Review: Idiocracy


As a comedy, Idiocracy isn’t a blow-out winner, but as a film made in 2005 it is an alarmingly accurate, entertaining and almost sobering vision of how completely hopeless humanity’s future really is.

Joe Bauers (Luke Wilson) is an incredibly average man, so average that he excels and fails at nothing, he lives shut away working in an isolated military base library. But when the military looks to experiment a cryogenic stasis system, they enlist Joe (the most expendable). However, the year long test is waylaid, and Joe finds himself waking over 500 years into the future, a future where the world is populated only by the socially inept, dumb and clueless human beings. He finds out he is the smartest person alive, and he alone can save everyone from their own stupidity.

It sounds like Futurama without the aliens, right?

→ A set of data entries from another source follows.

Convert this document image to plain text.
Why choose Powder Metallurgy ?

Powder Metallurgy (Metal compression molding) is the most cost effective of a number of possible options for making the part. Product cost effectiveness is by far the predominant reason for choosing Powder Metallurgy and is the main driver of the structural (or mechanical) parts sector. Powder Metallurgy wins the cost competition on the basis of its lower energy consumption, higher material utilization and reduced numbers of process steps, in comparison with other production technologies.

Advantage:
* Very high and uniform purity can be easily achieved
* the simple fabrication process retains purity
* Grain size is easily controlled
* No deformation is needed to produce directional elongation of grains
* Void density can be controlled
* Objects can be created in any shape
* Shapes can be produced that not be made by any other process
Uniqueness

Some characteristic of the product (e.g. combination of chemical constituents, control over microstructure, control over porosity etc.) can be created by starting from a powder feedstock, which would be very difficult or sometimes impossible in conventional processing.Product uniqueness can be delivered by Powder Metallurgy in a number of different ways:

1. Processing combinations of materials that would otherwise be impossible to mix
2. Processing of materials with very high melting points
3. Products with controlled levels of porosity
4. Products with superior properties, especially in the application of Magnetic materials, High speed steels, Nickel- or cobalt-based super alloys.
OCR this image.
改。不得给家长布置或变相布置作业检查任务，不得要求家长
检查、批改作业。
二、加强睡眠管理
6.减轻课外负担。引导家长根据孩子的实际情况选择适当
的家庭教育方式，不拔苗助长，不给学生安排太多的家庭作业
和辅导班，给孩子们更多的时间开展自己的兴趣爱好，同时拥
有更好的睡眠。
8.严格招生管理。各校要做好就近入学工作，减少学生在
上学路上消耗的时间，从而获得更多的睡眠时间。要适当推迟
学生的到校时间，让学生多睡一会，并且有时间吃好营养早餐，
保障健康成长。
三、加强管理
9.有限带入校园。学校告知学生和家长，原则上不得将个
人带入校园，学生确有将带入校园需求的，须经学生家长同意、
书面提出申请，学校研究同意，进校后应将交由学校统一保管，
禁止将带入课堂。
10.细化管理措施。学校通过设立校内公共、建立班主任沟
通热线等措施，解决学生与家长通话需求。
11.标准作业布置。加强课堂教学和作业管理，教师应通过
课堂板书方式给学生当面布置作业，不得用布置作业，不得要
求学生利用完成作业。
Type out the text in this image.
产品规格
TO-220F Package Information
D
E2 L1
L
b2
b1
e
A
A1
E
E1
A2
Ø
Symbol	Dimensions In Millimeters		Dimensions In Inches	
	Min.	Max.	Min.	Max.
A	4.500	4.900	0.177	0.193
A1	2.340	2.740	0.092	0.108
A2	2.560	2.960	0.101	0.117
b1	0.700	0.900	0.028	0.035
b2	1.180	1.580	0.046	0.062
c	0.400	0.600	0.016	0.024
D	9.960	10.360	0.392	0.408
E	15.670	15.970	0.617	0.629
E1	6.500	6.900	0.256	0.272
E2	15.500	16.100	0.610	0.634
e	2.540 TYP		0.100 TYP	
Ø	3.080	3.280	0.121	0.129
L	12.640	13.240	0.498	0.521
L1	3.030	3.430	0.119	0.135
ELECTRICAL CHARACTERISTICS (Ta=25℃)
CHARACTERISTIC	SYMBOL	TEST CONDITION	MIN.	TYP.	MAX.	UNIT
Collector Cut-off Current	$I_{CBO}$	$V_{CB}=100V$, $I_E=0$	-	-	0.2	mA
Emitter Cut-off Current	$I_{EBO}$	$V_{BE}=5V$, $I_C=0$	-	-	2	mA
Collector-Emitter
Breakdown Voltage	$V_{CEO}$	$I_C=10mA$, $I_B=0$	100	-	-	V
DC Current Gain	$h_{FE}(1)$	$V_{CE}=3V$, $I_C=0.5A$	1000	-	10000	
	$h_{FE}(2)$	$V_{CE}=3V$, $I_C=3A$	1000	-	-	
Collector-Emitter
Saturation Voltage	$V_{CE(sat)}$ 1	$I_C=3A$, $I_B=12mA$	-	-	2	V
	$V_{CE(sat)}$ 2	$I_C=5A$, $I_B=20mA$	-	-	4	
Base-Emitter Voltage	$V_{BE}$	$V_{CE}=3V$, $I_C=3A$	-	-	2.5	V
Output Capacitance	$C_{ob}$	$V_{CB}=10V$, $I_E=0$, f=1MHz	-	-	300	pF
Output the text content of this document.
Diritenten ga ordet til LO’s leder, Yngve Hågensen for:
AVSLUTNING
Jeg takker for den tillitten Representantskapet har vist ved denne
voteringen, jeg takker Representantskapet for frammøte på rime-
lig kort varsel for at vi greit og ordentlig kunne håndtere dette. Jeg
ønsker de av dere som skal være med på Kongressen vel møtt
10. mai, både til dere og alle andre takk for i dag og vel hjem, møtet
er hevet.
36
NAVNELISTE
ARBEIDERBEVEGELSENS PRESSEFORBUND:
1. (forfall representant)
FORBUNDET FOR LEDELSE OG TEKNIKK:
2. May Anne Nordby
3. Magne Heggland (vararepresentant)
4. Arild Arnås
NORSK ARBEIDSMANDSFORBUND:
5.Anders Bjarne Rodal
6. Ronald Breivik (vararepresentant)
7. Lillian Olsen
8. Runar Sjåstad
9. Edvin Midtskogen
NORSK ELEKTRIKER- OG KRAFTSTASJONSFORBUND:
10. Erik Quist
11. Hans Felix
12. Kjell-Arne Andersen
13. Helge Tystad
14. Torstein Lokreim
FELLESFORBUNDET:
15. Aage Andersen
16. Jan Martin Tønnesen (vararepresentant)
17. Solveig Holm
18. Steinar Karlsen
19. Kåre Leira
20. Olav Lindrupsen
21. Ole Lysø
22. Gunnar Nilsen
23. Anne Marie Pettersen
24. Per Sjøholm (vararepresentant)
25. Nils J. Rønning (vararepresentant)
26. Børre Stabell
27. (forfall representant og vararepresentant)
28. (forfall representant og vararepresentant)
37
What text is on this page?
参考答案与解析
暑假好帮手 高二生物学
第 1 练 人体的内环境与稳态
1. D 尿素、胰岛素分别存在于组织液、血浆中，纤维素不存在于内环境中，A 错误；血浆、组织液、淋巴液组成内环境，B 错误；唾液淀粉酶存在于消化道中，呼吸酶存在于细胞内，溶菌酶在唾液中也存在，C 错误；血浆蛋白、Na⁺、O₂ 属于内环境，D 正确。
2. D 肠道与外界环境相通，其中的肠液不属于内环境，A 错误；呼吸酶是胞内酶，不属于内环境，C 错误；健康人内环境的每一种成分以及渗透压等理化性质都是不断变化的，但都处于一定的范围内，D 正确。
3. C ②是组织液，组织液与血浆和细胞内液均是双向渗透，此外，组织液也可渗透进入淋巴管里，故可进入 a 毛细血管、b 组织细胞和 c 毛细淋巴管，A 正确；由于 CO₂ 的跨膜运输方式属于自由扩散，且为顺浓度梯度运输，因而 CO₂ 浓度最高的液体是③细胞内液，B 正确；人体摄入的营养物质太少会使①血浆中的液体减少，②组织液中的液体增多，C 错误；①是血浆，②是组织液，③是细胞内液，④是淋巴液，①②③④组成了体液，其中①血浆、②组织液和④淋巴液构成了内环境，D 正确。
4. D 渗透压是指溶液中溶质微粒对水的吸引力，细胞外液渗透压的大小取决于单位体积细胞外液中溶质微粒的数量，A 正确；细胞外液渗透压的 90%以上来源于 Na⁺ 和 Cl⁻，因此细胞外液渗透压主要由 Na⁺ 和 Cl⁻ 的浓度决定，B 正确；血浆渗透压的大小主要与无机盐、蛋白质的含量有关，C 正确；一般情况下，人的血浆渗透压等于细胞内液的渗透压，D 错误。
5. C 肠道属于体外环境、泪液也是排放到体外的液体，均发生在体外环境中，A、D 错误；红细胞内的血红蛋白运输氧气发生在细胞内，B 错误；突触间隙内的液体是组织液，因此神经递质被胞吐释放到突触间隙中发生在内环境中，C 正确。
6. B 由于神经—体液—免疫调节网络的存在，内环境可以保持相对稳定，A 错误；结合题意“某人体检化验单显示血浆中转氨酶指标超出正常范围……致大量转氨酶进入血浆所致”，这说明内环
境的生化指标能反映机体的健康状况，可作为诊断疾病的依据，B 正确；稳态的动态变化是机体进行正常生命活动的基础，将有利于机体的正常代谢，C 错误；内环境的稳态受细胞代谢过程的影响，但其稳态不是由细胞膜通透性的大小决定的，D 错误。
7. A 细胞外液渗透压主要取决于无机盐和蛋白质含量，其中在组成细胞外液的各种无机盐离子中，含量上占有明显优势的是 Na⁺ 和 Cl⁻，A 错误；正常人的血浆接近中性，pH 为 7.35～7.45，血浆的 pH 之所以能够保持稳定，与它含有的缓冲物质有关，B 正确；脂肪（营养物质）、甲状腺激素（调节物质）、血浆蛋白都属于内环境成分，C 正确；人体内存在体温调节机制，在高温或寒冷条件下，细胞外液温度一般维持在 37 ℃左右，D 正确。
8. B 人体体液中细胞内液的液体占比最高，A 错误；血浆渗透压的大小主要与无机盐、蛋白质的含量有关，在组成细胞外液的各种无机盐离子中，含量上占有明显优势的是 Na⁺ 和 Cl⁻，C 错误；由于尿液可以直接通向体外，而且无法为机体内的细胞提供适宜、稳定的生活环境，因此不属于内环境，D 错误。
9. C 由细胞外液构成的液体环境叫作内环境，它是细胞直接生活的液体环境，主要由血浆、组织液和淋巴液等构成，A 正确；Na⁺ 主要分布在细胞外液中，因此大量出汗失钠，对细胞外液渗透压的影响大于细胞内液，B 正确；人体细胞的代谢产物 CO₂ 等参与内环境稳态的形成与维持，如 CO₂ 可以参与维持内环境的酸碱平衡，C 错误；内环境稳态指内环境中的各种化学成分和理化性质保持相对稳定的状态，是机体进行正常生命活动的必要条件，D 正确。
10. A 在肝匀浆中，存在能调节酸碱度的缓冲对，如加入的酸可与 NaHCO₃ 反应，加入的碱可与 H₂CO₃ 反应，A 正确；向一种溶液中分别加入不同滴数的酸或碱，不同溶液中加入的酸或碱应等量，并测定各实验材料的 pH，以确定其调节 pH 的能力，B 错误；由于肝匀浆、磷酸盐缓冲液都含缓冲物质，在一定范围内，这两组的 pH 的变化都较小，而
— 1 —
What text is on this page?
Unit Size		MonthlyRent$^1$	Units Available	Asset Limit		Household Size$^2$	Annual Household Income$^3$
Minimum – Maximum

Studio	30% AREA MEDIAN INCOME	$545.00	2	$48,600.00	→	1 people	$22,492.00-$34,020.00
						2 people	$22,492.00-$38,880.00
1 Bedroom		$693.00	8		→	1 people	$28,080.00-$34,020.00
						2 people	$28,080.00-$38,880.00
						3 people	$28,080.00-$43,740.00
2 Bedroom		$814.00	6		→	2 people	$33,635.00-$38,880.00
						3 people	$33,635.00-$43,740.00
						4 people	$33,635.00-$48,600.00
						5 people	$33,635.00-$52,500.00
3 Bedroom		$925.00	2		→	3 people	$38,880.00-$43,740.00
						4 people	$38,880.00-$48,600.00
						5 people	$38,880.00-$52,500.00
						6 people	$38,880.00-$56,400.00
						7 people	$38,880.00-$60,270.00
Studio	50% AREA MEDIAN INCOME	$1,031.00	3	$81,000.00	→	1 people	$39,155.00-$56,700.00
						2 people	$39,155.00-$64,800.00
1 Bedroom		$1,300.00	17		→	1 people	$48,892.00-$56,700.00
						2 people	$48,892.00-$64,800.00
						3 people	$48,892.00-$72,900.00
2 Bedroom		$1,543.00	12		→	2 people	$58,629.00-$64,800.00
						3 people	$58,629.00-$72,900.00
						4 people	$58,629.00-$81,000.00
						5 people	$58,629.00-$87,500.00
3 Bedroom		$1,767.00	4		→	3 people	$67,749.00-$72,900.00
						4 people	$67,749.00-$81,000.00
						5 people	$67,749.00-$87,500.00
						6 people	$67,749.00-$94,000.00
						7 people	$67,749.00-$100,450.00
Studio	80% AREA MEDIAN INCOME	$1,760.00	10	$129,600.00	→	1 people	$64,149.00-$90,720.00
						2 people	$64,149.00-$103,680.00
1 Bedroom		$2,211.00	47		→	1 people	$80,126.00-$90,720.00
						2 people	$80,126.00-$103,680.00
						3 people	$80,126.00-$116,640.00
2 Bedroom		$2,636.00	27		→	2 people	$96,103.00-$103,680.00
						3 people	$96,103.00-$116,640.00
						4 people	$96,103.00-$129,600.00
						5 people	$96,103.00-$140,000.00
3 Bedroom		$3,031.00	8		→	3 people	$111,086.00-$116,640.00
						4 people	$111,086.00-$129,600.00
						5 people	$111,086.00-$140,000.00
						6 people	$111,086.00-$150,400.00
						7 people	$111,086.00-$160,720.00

The film has plenty of laughs, but the heart of the matter lies in its premise; which is a very intelligent one. It is heavily narrated, which is welcoming as it intensifies the satire, and opens with a blatant example of how our current society is expanding: smart couples don’t have time for having kids, or don’t think its financially viable; while the social underbelly produces loads of kids either by accident or for life benefits. This cascades over the decades and centuries and society becomes completely stagnated and retarded.
People don’t drink water anymore, they only drink one brand of energy drink. People just sit at home and watch television shows all day with a guy getting kicked in the balls. The greatest film of modern times, Oscar winning, is called “Ass” – ninety minutes of just that. Language is completely destroyed, justice and personal hygiene are nonexistent, huge landfills tower over cities. Everyone just lives aimlessly, caring only for some money, casual sex and utterly brainless television.

To think it is brought to us by the man behind the cartoon Bevis and Butthead, but you can see some similarities with the year 2500 citizens. I would have liked more focus on the language and dependency on technology; if everything goes as badly as this film makes out, our global language will be completely gone and probably unrecognizable in 500 years. There’s little or no mobile phone technology or any sort of advanced personal appliance either.

It is by far a perfect film, but certainly a very interesting and socially viable experiment! I recommend everyone watches it, I really do. It is like someone has taken the musings and ramblings of philosophers and intellectuals (the sorts of articles only other philosophers would read) and made it legible for the masses to watch. The comedy is a choice, it would have been a cynical, art house production otherwise, the levity here makes it enjoyably unnerving!

What’s best about it is, we can go back to it and see how much closer we are to living this reality! Or better yet… avoid it.


It is one of those movies were I could ramble on and on about specific scenes and moments! I really want to, but you’ll just have to believe me for now.

2 Comments Add yours

  1. J.W. Kurtz says:

    This is perhaps the greatest movie ever made…and should be destroyed because it dangerously forecasts our future (ahem…present).

    1. cinemacocoa says:

      No don’t destroy it! We need to put it into circulation, start showing it at schools as education and as a warning! haha.
      Give it twenty years this film will be like a documentary.